Aurore Voisin, tourneuse chez W Spectacle, a également pleinement fait face à ces difficultés. « Pendant un an et demi, on a fait un travail qui n’a été qu’un travail d’annulation et de reports, sans aucune visibilité sur le moment où l’activité allait pouvoir reprendre. » Un flou particulièrement dur pour les artistes dont elle gérait les tournées : « C’est assez terrible de stopper une activité live pendant aussi longtemps. On met beaucoup de sens dans la manière de construire les choses, on a des stratégies, des manières de positionner les artistes sur telle ou telle scène à tel moment, et là comme tout a été bousculé il y avait des incohérences. Reporter trois mois après à la rigueur, mais un an et demi après on en vient à annuler, et c’est forcément très triste. »  

Une autre principale difficulté est la perte de confiance des publics. « Ça ne crée par un climat de confiance pour le public, les gens achètent des billets mais ne savent plus où ils en sont, développe Christian Allex, programmateur indépendant depuis 2010 et directeur de la boîte Timon Samplar. On avait commencé à regagner la confiance du public, depuis l'automne, les gens avaient leurs masques mais il y avait une super ambiance, puis ça repart... »  

La Culture, particulièrement défavorisée ? 

Les professionnels déplorent ces restrictions, se sentant « punis » malgré le respect total des mesures et les adaptations nombreuses. Christian Allex affirme : « Cette nouvelle mesure, je la trouve un peu délétère et injuste. On a des pratiques rodées maintenant, on a bien bossé depuis 2020, pour sécuriser l'accès des publics et des groupes. Les gens jouent le jeu, et là on rajoute une source d'angoisse. Parce que dès qu'on commence à fermer des salles, ça allume une lumière rouge dans la tête des gens qui sont déjà angoissés par la situation. » Un avis partagé par Aurore Voisin : « On a suivi à la lettre tout ce qui nous a été demandé, tous les efforts, et c’est toujours un peu révoltant de faire en sorte que tout se passe bien et qu’au final tu restes en galère. »  

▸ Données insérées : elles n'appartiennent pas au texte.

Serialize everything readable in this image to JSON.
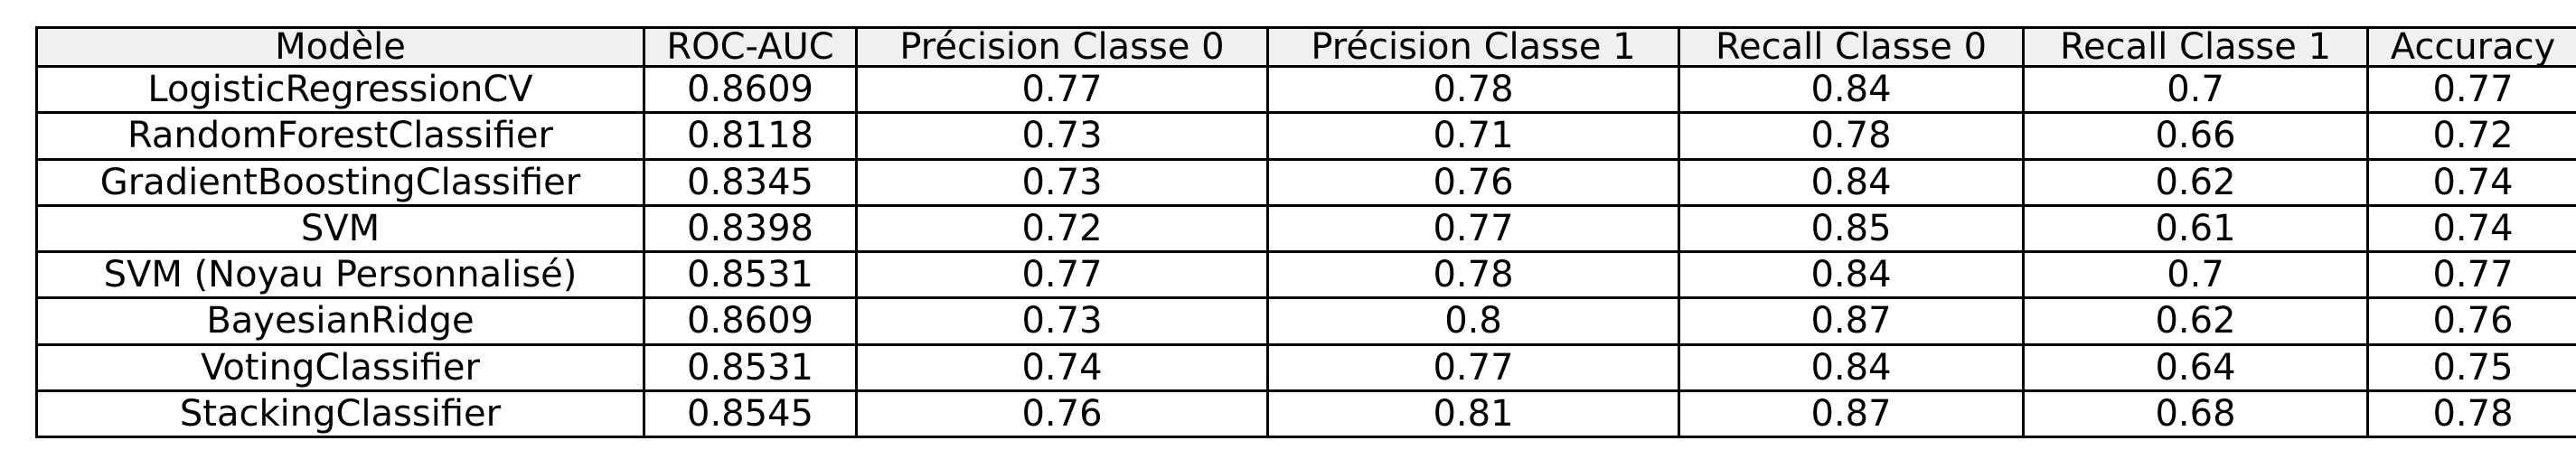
{
  "chart_data": {
    "type": "table",
    "columns": [
      "Modèle",
      "ROC-AUC",
      "Précision Classe 0",
      "Précision Classe 1",
      "Recall Classe 0",
      "Recall Classe 1",
      "Accuracy"
    ],
    "rows": [
      [
        "LogisticRegressionCV",
        "0.8609",
        "0.77",
        "0.78",
        "0.84",
        "0.7",
        "0.77"
      ],
      [
        "RandomForestClassifier",
        "0.8118",
        "0.73",
        "0.71",
        "0.78",
        "0.66",
        "0.72"
      ],
      [
        "GradientBoostingClassifier",
        "0.8345",
        "0.73",
        "0.76",
        "0.84",
        "0.62",
        "0.74"
      ],
      [
        "SVM",
        "0.8398",
        "0.72",
        "0.77",
        "0.85",
        "0.61",
        "0.74"
      ],
      [
        "SVM (Noyau Personnalisé)",
        "0.8531",
        "0.77",
        "0.78",
        "0.84",
        "0.7",
        "0.77"
      ],
      [
        "BayesianRidge",
        "0.8609",
        "0.73",
        "0.8",
        "0.87",
        "0.62",
        "0.76"
      ],
      [
        "VotingClassifier",
        "0.8531",
        "0.74",
        "0.77",
        "0.84",
        "0.64",
        "0.75"
      ],
      [
        "StackingClassifier",
        "0.8545",
        "0.76",
        "0.81",
        "0.87",
        "0.68",
        "0.78"
      ]
    ],
    "colors": {
      "header_background": "#f0f0f0",
      "cell_background": "#ffffff",
      "border": "#000000",
      "text": "#000000"
    }
  }
}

De plus, le secteur culturel serait une nouvelle fois défavorisé. Arnaud Monnier, de l’EMB Sannois, trouve la situation injuste. « Pourquoi les rassemblements au sein des lieux de culte et des meetings politiques restent autorisés ? Les gens sont pourtant regroupés et se lèvent dans ces espaces collectifs alors que les autorités imposent une jauge assise au sein des salles de concert ! Ces décisions sont discriminantes pour les lieux culturels. » Un avis partagé par Aurélien Jobard, pour qui la définition même de Culture pose problème chez le gouvernement. « Pour eux, la culture ça serait le cinéma, le théâtre, les musées, la musique classique... Mais ce n'est jamais les concerts de musiques actuelles. On a l'impression d'être les mauvais élèves et d'être en permanence montrés du doigt, alors qu'on représente au final une micro marge de la société. Mais a priori, les meilleurs copains du covid seraient les boîtes de nuit, la fête et les concerts... » 

Désabusés mais optimistes

Néanmoins, tous essayent de rester optimistes quant à la reprise de l’activité. « J’imagine qu’on sera très nombreux à être triplement vaccinés d’ici février-mars donc j’ose espérer que ça continue à nous protéger », espère Aurore Voisin. « À mon avis le gouvernement va attendre que les chiffres de contaminations par jour baissent pour relâcher un peu la pression sur nos salles, et janvier et février seront relativement gâchés, rajoute Christian Allex. Mais on refera la fête en mars! » Le rendez-vous est donné.